Ok

En poursuivant votre navigation sur ce site, vous acceptez l'utilisation de cookies. Ces derniers assurent le bon fonctionnement de nos services. En savoir plus.

09/08/2020

La majuscule d'Alexandre

Si, seule une majuscule différencie leur patronyme, de commun entre ces deux hommes, il y a le génie, l'audace et l'ambition. Quelle influence le premier a t'il eu sur le second ? Nul ne le sait. D'ailleurs, en a t'elle eu une ?

benedictine 6.jpg

Alexandre le Grand (356 av. J.-C./323 av. J.-C) et Alexandre Le Grand (1830-1898)

Le premier, c'est Alexandre le Grand, avec un "l" minuscule, (356 av. J.-C./323 av. J.-C), l'un des personnages les plus célèbres de l'Antiquité. Le second, c'est un autre Alexandre Le Grand, avec un "L" majuscule celui-là, un normand qui voit le jour à Fécamp (Seine-Maritime), le 8 juin 1830. Héritier d'une vieille famille de la ville, fils d'un capitaine au long cours, il va couronner son empire au goût de Bénédictine d'un palais digne d'un empereur.

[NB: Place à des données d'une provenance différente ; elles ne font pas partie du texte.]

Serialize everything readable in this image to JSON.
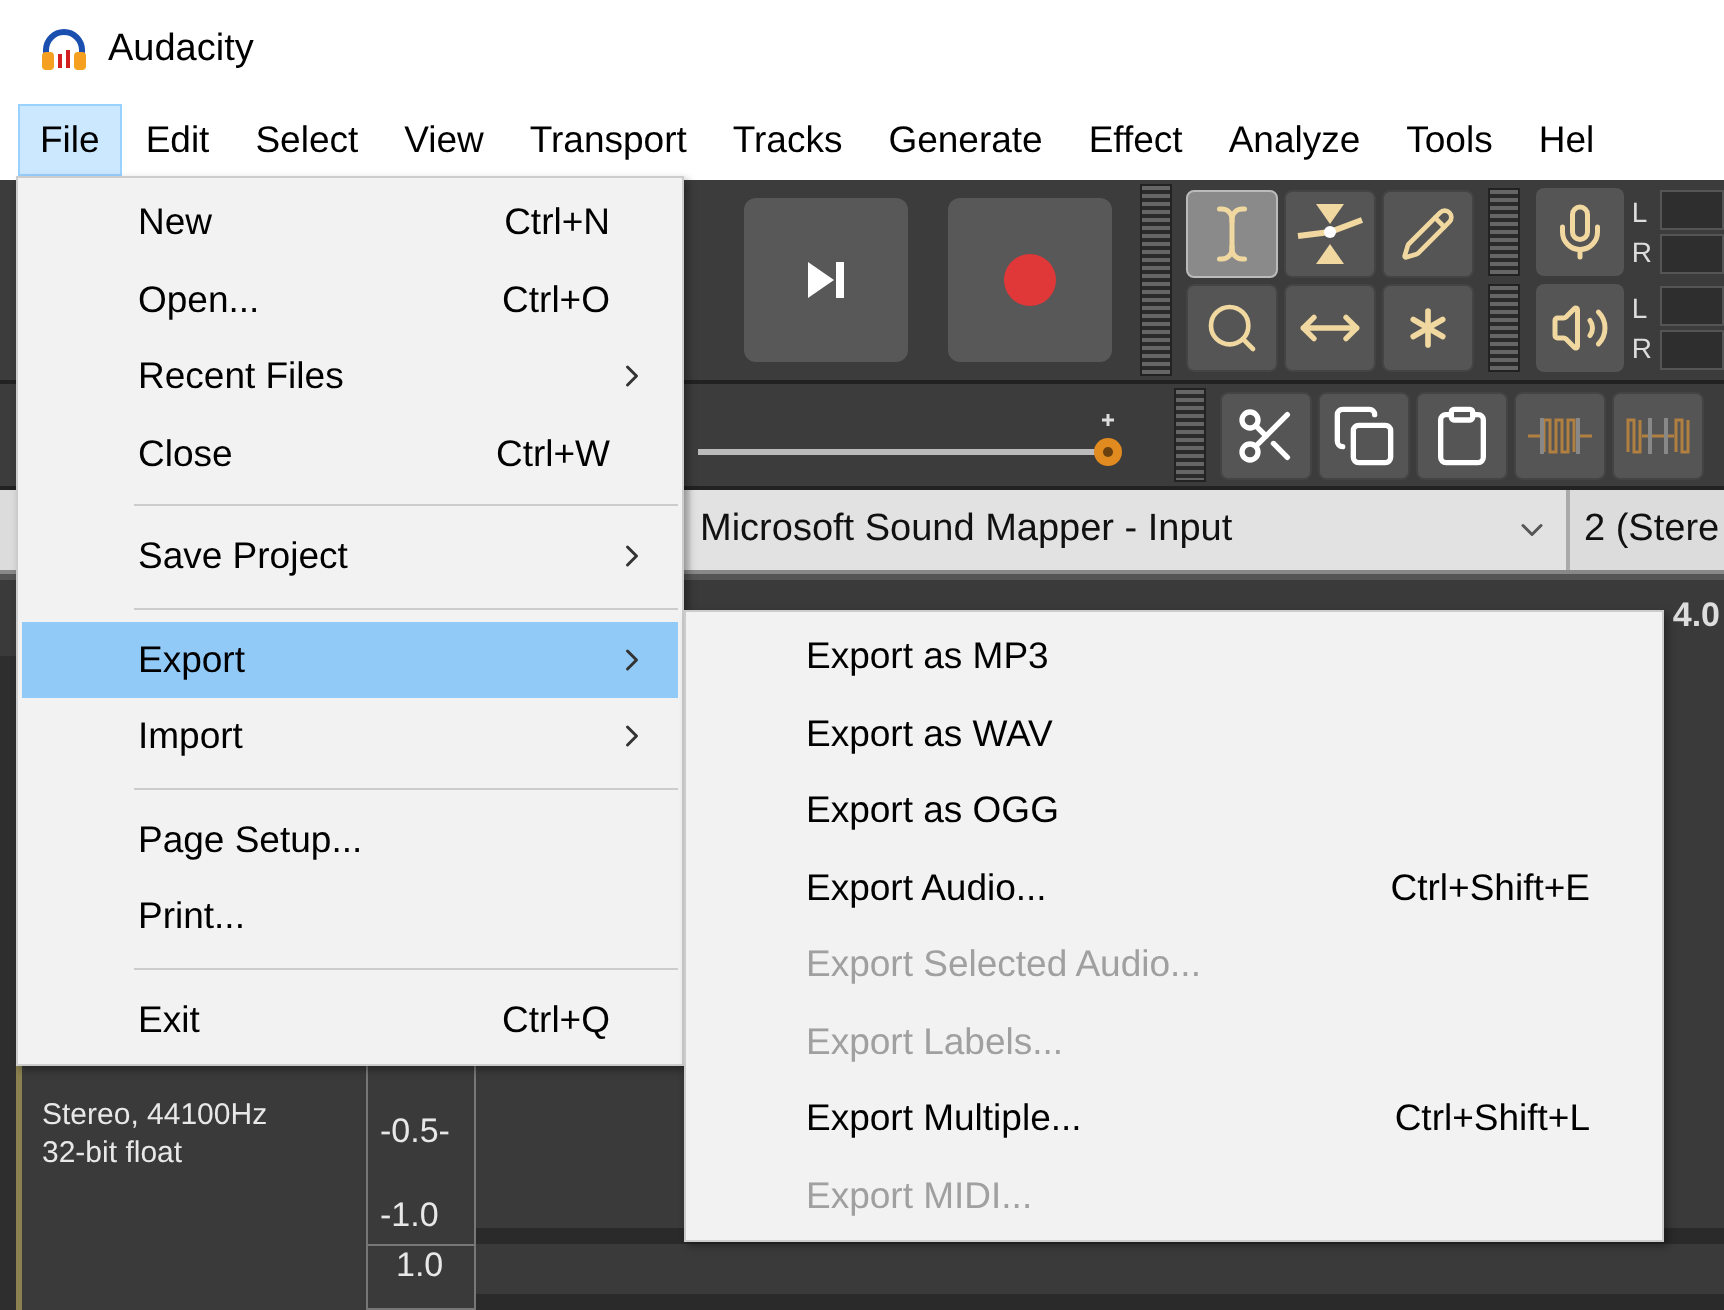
{
  "window": {
    "title": "Audacity"
  },
  "menu_bar": [
    {
      "label": "File",
      "selected": true
    },
    {
      "label": "Edit",
      "selected": false
    },
    {
      "label": "Select",
      "selected": false
    },
    {
      "label": "View",
      "selected": false
    },
    {
      "label": "Transport",
      "selected": false
    },
    {
      "label": "Tracks",
      "selected": false
    },
    {
      "label": "Generate",
      "selected": false
    },
    {
      "label": "Effect",
      "selected": false
    },
    {
      "label": "Analyze",
      "selected": false
    },
    {
      "label": "Tools",
      "selected": false
    },
    {
      "label": "Hel",
      "selected": false
    }
  ],
  "tools": [
    {
      "kind": "ibeam",
      "selected": true
    },
    {
      "kind": "envelope",
      "selected": false
    },
    {
      "kind": "draw",
      "selected": false
    },
    {
      "kind": "zoom",
      "selected": false
    },
    {
      "kind": "timeshift",
      "selected": false
    },
    {
      "kind": "multi",
      "selected": false
    }
  ],
  "meters": [
    {
      "kind": "record",
      "labels": [
        "L",
        "R"
      ]
    },
    {
      "kind": "play",
      "labels": [
        "L",
        "R"
      ]
    }
  ],
  "volume_slider": {
    "level": 1
  },
  "device_bar": {
    "input_device": "Microsoft Sound Mapper - Input",
    "channels": "2 (Stere"
  },
  "ruler": {
    "label": "4.0"
  },
  "track": {
    "info": [
      "Stereo, 44100Hz",
      "32-bit float"
    ],
    "scale": [
      "-0.5-",
      "-1.0"
    ]
  },
  "next_track": {
    "scale": "1.0"
  },
  "file_menu": [
    {
      "kind": "item",
      "label": "New",
      "shortcut": "Ctrl+N",
      "submenu": false,
      "selected": false
    },
    {
      "kind": "item",
      "label": "Open...",
      "shortcut": "Ctrl+O",
      "submenu": false,
      "selected": false
    },
    {
      "kind": "item",
      "label": "Recent Files",
      "submenu": true,
      "selected": false
    },
    {
      "kind": "item",
      "label": "Close",
      "shortcut": "Ctrl+W",
      "submenu": false,
      "selected": false
    },
    {
      "kind": "separator"
    },
    {
      "kind": "item",
      "label": "Save Project",
      "submenu": true,
      "selected": false
    },
    {
      "kind": "separator"
    },
    {
      "kind": "item",
      "label": "Export",
      "submenu": true,
      "selected": true
    },
    {
      "kind": "item",
      "label": "Import",
      "submenu": true,
      "selected": false
    },
    {
      "kind": "separator"
    },
    {
      "kind": "item",
      "label": "Page Setup...",
      "submenu": false,
      "selected": false
    },
    {
      "kind": "item",
      "label": "Print...",
      "submenu": false,
      "selected": false
    },
    {
      "kind": "separator"
    },
    {
      "kind": "item",
      "label": "Exit",
      "shortcut": "Ctrl+Q",
      "submenu": false,
      "selected": false
    }
  ],
  "export_menu": [
    {
      "label": "Export as MP3",
      "disabled": false
    },
    {
      "label": "Export as WAV",
      "disabled": false
    },
    {
      "label": "Export as OGG",
      "disabled": false
    },
    {
      "label": "Export Audio...",
      "shortcut": "Ctrl+Shift+E",
      "disabled": false
    },
    {
      "label": "Export Selected Audio...",
      "disabled": true
    },
    {
      "label": "Export Labels...",
      "disabled": true
    },
    {
      "label": "Export Multiple...",
      "shortcut": "Ctrl+Shift+L",
      "disabled": false
    },
    {
      "label": "Export MIDI...",
      "disabled": true
    }
  ]
}
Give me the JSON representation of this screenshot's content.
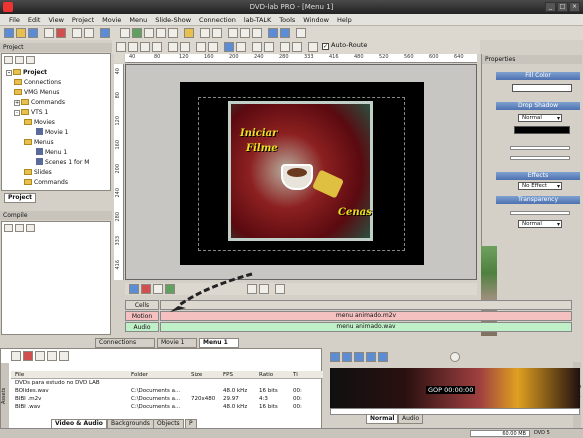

Passionné d'antiquités et d'objets d'arts, notre homme raconte qu'un jour, par hasard, il trouve au milieu d'une pile d'ouvrages anciens, un vieux grimoire médiéval provenant de l'abbaye Bénédictine de Fécamp. En le parcourant, il y découvre la recette d'un élixir mis au point au début du XVIe siècle par un moine vénitien herboriste et un peu alchimiste, Dom Bernardo Vincelli. Fruit de la lente infusion puis de la distillation de pas moins de 27 herbes et épices dont le thé noir, la cardamome, le safran, la coriandre, mais aussi l'angélique, l'hysope et la mélisse, des plantes cueillies sur les falaises de Fécamp, il apprend que ce breuvage, à usage thérapeutique, était notamment très apprécié du roi François Ier. (1494-1547) Mais, à la Révolution française, les moines, chassés de leur abbaye et dépossédés de leurs biens, s'enfuient, abandonnant derrière eux le précieux parchemin.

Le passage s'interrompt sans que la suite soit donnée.